FDAnews
www.fdanews.com/articles/108302-u-s-vietnam-ink-mou-on-device-drug-safety

U.S., Vietnam Ink MOU on Device, Drug Safety

July 7, 2008

The U.S. and Vietnam have signed a three-year, renewable memorandum of understanding (MOU) to enhance the safety of medical devices and drugs traded between the two nations.

The MOU is the culmination of discussions between HHS Secretary Mike Leavitt and senior Vietnamese officials that began a few months ago as part of the new import-safety strategy created last November by a U.S. Cabinet-level Interagency Working Group on Import Safety.

The agreement with the Vietnamese specifically calls for cooperation in the following areas:

  • Information sharing — the governments will exchange information on laws and regulations, guidance documents and training for postmarket safety surveillance of products;
  • Workshops and training — the governments will conduct workshops on training that concerns medicinal products; and
  • Best practices in clinical trials — HHS and the FDA will cooperate with Vietnamese officials on training in good clinical practice and the regulatory inspection of clinical trials.

The working group’s proposals included creating incentives to ensure that foreign manufacturers exporting products into the U.S. meet agency standards and allowing the destruction of medical products refused admission into the country to prevent their re-importation.

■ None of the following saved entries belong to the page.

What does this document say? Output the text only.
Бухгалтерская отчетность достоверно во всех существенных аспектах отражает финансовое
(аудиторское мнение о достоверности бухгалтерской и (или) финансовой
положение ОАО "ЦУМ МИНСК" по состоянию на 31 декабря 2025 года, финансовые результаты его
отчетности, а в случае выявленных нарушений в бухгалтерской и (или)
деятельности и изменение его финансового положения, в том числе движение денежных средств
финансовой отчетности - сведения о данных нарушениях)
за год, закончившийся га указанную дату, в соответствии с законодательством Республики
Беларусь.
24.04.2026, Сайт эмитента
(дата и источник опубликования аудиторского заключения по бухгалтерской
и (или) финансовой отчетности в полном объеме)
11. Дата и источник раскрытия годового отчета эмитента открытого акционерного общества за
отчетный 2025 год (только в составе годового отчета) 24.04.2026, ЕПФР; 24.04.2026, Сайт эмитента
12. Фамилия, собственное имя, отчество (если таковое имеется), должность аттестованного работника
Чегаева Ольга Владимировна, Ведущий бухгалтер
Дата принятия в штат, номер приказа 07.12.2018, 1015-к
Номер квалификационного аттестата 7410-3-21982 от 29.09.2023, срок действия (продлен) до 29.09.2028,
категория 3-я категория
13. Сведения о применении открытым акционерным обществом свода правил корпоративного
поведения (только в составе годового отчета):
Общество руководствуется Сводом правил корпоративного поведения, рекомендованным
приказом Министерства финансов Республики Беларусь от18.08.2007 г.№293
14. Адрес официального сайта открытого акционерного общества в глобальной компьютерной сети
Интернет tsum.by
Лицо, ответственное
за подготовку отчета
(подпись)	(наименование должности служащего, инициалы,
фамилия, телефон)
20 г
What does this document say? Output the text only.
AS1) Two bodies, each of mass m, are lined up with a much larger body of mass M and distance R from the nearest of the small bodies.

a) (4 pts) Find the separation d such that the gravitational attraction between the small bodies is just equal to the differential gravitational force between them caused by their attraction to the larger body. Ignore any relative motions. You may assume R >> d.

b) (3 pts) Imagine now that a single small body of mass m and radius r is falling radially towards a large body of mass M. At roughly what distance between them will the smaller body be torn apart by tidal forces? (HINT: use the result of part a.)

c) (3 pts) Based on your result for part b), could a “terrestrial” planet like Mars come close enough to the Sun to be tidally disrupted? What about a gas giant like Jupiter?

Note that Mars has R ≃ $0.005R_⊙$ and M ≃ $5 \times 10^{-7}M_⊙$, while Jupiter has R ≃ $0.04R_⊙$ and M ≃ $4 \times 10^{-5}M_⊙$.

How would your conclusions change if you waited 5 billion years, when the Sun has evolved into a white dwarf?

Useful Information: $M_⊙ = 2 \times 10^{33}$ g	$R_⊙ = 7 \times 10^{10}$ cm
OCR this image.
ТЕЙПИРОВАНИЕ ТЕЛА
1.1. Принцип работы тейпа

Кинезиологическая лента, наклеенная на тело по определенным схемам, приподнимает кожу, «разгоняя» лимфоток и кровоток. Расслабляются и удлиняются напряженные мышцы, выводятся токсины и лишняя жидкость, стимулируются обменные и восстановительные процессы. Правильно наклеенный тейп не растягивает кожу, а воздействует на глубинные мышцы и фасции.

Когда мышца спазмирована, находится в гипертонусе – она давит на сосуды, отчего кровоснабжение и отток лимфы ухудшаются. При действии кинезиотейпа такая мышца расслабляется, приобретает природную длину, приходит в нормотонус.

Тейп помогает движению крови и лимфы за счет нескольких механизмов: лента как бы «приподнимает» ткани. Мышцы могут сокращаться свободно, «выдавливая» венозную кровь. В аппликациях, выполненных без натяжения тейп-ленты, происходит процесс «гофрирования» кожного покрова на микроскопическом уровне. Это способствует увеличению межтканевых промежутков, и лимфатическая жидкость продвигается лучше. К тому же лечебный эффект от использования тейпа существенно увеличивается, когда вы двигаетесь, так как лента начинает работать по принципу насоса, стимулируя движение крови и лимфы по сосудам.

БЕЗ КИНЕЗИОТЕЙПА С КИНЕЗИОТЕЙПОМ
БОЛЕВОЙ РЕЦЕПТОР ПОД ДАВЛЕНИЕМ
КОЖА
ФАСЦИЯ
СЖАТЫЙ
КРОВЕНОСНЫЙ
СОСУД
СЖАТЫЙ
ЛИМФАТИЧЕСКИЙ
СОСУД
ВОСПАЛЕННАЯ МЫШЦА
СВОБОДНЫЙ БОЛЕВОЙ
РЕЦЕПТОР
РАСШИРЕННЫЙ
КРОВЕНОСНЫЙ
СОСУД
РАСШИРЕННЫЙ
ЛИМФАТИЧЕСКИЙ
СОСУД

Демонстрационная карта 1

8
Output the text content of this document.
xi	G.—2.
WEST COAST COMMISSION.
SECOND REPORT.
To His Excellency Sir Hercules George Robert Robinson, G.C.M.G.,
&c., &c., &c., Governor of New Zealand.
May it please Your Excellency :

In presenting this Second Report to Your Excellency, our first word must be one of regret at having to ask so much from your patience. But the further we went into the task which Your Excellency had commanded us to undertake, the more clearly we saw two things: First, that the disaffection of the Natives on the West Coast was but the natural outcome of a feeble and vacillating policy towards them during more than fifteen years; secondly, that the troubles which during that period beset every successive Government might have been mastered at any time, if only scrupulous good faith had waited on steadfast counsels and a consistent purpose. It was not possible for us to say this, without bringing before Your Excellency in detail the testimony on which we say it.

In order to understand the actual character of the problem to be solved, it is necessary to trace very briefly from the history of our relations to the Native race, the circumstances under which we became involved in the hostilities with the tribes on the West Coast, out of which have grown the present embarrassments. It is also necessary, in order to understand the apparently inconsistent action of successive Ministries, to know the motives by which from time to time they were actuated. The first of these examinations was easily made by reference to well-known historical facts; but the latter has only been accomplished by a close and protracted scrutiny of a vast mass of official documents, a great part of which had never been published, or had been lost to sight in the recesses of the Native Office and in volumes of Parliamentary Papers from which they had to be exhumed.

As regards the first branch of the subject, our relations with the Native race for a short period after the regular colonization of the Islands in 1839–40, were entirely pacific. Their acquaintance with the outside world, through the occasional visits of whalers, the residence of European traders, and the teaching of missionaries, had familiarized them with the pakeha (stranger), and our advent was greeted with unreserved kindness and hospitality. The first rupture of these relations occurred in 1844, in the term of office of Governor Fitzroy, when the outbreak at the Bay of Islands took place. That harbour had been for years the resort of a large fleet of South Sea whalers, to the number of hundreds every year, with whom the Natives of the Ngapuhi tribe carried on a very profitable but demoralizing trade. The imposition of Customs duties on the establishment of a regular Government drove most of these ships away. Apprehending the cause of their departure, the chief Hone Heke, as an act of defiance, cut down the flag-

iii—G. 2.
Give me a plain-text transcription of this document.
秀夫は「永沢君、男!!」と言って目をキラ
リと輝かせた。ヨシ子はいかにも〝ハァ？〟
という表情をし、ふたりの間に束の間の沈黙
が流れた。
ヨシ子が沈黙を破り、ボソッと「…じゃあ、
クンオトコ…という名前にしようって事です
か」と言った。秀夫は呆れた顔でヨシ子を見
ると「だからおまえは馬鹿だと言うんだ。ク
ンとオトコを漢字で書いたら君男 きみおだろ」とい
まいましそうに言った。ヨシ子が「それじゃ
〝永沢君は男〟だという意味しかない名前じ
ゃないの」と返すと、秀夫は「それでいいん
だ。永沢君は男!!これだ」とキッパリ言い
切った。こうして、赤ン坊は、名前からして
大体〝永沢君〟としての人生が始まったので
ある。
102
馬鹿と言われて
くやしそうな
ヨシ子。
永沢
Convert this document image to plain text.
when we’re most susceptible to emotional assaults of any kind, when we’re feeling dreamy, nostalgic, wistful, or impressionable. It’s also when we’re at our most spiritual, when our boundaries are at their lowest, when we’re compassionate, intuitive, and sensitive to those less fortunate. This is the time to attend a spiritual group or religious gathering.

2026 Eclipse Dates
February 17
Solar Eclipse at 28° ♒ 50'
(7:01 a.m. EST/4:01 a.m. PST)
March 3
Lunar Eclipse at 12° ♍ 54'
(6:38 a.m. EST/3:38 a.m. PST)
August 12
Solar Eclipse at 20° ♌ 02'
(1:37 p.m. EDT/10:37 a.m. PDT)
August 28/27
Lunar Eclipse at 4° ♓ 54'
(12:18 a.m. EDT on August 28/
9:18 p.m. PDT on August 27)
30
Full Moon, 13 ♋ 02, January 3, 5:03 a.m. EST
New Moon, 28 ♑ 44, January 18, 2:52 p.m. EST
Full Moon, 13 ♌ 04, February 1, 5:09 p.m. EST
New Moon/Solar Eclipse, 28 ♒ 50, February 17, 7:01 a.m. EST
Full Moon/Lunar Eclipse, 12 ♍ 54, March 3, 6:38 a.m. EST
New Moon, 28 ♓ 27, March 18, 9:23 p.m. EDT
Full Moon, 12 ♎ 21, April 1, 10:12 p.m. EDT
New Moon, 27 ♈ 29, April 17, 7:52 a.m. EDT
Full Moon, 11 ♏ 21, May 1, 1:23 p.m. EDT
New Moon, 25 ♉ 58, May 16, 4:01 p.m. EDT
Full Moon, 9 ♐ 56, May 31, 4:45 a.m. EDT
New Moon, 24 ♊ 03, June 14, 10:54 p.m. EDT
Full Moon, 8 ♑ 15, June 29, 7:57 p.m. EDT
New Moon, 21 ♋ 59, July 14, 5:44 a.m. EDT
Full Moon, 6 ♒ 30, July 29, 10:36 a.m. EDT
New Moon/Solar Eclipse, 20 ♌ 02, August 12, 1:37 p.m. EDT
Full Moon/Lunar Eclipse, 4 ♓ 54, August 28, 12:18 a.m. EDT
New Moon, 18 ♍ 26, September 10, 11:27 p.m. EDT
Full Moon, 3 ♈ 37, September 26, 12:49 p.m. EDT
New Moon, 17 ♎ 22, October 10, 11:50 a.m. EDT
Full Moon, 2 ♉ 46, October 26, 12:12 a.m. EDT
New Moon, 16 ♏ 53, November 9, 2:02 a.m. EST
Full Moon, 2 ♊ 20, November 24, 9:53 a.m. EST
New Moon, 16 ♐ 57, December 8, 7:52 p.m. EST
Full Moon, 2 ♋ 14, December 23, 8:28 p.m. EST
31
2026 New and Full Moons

Expedited destruction would apply to refused products that are valued below a given threshold or pose a certain level of risk to humans or animals.

In other efforts to strengthen the safety of health products, Leavitt was in El Salvador recently to participate in a forum with government officials and business leaders from Costa Rica, the Dominican Republic, El Salvador, Guatemala, Honduras, Nicaragua and Panama.